Parenting law
In 2014, the Government agreed not to introduce a parenting law within the Serious Crime Bill. This could have criminalised parents for raising children according to their religious beliefs.
It was to include a law carrying a maximum prison sentence of ten years for anyone who deliberately harmed a child’s “physical, intellectual, emotional, social or behavioural development”. Children’s groups claimed it was needed to protect children, but social workers already had the power to intervene under civil law if a child was being subjected to emotional neglect.
Responding to our campaign, in June 2014, Criminal Justice Minister Damian Green wrote to the Institute to say that the Serious Crime Bill would not criminalise parents who taught their children biblical principles.

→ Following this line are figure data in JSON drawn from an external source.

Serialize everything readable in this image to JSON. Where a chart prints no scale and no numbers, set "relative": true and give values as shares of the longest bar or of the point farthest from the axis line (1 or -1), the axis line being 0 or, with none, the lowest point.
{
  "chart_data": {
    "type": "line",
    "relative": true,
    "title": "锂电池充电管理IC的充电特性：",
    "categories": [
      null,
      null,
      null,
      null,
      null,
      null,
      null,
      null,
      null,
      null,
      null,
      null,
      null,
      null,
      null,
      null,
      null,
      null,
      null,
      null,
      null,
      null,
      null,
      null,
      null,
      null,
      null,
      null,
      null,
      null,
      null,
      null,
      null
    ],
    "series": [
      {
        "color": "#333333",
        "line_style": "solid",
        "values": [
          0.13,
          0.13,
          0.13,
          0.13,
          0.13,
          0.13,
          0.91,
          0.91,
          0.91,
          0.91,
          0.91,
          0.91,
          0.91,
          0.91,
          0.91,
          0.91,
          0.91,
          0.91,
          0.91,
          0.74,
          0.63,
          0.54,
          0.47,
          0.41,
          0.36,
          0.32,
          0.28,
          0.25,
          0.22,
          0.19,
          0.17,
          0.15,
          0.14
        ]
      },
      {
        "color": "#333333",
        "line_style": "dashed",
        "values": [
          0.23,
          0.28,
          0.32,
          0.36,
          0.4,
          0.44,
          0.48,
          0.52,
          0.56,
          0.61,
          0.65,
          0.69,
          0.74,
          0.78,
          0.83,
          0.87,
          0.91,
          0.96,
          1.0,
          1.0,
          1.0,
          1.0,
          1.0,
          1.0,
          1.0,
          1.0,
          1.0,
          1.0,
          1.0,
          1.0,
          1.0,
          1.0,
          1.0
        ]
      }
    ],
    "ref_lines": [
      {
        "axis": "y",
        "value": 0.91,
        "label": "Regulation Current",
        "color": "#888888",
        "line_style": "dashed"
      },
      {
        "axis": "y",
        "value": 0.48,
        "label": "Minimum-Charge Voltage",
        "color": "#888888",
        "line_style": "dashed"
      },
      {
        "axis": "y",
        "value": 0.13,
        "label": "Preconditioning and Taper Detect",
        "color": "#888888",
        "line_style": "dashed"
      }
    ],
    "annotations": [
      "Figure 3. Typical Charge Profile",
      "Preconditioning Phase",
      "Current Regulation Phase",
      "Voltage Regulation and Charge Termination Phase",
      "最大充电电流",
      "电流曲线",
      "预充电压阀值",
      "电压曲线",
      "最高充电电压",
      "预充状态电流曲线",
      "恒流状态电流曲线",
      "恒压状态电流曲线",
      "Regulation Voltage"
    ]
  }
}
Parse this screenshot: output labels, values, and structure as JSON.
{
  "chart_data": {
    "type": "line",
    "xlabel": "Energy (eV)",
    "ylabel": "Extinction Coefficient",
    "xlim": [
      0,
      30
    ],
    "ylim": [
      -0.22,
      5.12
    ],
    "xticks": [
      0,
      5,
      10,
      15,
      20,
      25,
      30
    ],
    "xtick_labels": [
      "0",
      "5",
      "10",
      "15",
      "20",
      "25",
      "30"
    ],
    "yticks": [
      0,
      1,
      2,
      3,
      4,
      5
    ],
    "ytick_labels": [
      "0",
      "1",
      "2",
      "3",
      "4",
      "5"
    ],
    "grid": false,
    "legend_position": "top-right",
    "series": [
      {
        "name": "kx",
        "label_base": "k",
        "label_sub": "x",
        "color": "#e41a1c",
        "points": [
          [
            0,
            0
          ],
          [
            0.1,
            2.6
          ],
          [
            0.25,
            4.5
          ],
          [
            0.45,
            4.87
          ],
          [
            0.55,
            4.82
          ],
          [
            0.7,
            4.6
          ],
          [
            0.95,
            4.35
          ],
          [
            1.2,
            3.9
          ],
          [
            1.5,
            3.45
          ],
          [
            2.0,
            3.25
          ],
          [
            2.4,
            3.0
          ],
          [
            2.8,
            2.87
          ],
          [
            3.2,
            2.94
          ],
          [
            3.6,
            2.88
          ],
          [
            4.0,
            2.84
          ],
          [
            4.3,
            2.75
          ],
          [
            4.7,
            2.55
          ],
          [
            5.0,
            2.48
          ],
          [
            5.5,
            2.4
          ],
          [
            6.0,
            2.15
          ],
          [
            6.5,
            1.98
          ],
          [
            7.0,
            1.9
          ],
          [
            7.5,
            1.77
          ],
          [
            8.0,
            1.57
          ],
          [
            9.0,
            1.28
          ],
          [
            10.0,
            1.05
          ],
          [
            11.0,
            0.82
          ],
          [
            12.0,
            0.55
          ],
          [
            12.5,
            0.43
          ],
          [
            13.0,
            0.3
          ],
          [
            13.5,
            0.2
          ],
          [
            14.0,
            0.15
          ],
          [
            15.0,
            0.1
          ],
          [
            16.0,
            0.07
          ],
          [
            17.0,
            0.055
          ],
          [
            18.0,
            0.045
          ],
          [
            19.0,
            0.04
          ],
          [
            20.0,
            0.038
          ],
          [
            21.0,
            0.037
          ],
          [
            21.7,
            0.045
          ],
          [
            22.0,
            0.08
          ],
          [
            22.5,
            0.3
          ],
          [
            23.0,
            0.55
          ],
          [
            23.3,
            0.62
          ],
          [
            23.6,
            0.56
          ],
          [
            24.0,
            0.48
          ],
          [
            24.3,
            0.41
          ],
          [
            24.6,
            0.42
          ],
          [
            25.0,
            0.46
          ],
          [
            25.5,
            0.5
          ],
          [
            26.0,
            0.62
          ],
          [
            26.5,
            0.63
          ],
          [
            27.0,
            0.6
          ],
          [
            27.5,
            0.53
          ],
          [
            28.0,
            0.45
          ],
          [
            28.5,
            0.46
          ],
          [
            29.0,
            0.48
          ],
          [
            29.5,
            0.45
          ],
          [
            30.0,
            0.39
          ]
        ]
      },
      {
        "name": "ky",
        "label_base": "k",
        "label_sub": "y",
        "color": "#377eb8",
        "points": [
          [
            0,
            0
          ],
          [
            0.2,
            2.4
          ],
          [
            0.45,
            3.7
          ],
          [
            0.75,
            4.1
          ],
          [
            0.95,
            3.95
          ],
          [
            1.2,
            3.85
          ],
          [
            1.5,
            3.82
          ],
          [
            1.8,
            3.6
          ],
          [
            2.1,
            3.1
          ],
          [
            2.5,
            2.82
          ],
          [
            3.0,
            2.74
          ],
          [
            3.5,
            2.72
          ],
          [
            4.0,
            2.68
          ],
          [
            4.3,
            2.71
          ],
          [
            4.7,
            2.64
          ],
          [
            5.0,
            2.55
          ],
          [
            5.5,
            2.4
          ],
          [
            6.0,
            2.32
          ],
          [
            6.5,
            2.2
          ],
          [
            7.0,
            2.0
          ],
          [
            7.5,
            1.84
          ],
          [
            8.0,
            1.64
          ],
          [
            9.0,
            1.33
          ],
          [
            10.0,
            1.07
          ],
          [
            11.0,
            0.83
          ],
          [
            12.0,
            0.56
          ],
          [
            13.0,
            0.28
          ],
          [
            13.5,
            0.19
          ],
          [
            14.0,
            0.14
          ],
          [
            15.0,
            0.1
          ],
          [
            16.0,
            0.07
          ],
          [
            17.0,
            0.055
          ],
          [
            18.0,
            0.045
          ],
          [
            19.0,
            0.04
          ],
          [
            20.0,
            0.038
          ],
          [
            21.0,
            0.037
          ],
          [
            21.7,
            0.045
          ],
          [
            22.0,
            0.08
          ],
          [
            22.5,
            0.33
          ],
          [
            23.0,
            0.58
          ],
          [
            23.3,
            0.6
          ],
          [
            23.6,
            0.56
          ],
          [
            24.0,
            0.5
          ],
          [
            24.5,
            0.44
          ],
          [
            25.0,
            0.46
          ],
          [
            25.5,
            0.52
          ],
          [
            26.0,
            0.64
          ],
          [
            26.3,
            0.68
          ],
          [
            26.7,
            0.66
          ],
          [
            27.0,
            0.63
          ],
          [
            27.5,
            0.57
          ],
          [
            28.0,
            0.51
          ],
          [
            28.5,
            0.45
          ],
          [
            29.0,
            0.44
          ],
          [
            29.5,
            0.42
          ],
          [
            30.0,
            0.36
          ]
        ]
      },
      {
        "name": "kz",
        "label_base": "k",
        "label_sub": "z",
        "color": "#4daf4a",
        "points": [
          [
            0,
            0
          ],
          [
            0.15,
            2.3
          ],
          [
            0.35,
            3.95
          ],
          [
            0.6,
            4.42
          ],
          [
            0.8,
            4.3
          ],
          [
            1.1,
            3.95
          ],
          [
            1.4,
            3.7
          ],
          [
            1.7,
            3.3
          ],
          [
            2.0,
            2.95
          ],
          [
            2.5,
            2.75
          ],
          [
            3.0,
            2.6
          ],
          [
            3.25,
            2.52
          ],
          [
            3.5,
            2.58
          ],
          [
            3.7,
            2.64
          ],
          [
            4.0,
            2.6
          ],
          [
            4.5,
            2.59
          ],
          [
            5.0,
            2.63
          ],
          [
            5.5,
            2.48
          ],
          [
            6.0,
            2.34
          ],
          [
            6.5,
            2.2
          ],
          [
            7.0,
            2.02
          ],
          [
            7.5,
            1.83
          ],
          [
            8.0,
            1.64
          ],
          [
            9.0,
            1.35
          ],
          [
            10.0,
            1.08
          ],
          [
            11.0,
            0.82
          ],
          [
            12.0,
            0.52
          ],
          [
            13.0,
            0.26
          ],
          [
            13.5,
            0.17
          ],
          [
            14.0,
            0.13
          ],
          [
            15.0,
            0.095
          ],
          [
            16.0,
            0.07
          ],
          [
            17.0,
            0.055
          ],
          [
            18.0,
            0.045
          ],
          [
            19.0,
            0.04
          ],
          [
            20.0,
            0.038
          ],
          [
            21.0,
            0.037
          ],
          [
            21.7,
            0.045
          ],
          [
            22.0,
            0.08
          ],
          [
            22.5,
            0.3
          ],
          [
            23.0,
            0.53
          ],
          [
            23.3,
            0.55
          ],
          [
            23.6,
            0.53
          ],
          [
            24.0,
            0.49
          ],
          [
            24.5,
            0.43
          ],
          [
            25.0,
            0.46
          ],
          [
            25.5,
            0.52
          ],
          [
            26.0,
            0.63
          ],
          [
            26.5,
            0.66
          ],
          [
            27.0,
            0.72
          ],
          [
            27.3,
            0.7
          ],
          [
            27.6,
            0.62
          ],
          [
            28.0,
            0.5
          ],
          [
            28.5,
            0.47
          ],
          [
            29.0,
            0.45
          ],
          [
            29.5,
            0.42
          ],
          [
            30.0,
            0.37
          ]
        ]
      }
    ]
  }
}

In the end, the Bill simply modernised the language of the existing child cruelty offence to use the term ‘psychological suffering’ – without widening its remit.
Simon Calvert made the following statement on behalf of the Institute:
“We are very pleased that the Government saw sense and backed away from this dangerous parenting law.
“We all want to protect children. But if this proposal had gone through, it would have harmed children by breaking up happy families. The state could have intervened at a very low level. Christians in particular would have fallen foul of the law, given the growing climate of hostility to the idea of bringing children up in the Christian faith, a climate fostered by militant secularism.
“Everyone hates cruelty. But hardline atheists believe teaching children that God made the world is intellectually cruel. This sort of law would have played into the hands of those who want to marginalise Christian parents.
“The fact that the Government changed its mind is a victory for common sense. We’re grateful to those who spoke out against these plans and put pressure on the Government to drop them.”
The Serious Crime Act received Royal Assent in 2015.